I'm having problems trying to show that there are no Anosov diffeomorfisms on $S^1$, i.e. that $S^1$ is not an hyperbolic set for any diffeomorfism of $S^1$. Can someone help me?
I know I can assume that $\left\| d_x f^nv\right\| \le c\lambda^n\left\| v\right\|$ ($\lambda <1$, $c>1$) for every $x\in S^1$ and $v\in\mathbb R$, but don't know how to follow from here...
Given a diffeomorphism $f : S^1 \to S^1$, you can choose a lift $F : \Bbb R \to \Bbb R$ to the universal cover $p : \Bbb R \to S^1$, $p(x) = \exp(2\pi i x)$. Since $f$ is a diffeomorphism of the circle, $F$ restricts to a diffeomorphism $g : [0, 1] \to [0, 1]$ such that for all $x \in [0, 1]$ and $n \in \Bbb Z$, $F(x + n) = g(x) + n$.

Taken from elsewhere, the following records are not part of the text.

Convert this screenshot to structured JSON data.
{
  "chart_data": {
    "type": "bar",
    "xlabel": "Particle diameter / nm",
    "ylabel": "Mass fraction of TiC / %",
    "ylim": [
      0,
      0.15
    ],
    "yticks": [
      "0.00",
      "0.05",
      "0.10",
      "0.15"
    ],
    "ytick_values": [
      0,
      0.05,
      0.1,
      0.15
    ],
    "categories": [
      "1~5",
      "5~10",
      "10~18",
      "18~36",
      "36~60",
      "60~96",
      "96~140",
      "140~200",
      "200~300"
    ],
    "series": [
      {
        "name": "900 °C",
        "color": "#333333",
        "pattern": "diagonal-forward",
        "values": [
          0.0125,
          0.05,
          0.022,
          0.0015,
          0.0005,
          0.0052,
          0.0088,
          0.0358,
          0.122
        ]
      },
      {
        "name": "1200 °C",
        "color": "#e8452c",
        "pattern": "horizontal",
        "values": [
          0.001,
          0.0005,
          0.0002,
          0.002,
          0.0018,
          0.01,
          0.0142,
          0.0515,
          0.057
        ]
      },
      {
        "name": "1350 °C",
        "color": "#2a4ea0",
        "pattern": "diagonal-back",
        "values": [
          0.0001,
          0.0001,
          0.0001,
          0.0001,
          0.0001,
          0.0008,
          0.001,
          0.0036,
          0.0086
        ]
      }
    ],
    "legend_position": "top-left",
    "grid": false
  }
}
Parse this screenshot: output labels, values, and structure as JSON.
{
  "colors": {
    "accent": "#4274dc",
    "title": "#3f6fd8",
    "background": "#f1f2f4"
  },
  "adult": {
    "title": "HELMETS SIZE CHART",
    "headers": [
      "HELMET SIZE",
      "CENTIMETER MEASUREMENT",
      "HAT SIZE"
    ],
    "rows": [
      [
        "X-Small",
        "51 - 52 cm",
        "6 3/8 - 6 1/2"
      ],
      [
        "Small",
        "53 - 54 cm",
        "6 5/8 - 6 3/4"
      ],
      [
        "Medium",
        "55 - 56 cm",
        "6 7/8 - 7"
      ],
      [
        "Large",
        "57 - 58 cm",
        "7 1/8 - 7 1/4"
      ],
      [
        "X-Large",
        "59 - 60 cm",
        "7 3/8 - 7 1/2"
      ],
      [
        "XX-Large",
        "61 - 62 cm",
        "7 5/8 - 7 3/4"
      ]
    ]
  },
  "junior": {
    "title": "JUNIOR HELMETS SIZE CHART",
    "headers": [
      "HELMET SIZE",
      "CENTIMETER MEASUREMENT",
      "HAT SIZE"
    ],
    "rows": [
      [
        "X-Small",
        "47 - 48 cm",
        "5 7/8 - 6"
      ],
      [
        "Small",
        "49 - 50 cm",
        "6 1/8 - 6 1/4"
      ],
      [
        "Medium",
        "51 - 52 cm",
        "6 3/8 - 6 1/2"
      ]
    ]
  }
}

If $f$ is Anosov, then $df_p$ is either a contracting or an expanding linear transformation (the perks of having a single dimension) of $T_p S^1$ for all $p$. By compactness of the circle you can pick a global stretch factor, so let's assume that $df$ is globally $\lambda$-contracting for some $\lambda < 1$, i.e, $\|df_p(v)\| \leq \lambda \|v\|$ for all $p \in S^1$ and $v \in T_p S^1$.
Then $F'$ is also $\lambda$-contracting on $T_x \Bbb R$ for all $x$; in particular $g'$, where $F|_{[0, 1]} = g$, is also $\lambda$-contracting. But $g(0) = 0$ and $g(1) = 1$ implies by Lagrange's mean value theorem that for some $c \in (0, 1)$, $g'(c) = 1 > \lambda$, contradicting hypothesis.
Similar argument holds if you assume $df$ is globally $\lambda$-expanding for some $\lambda > 1$.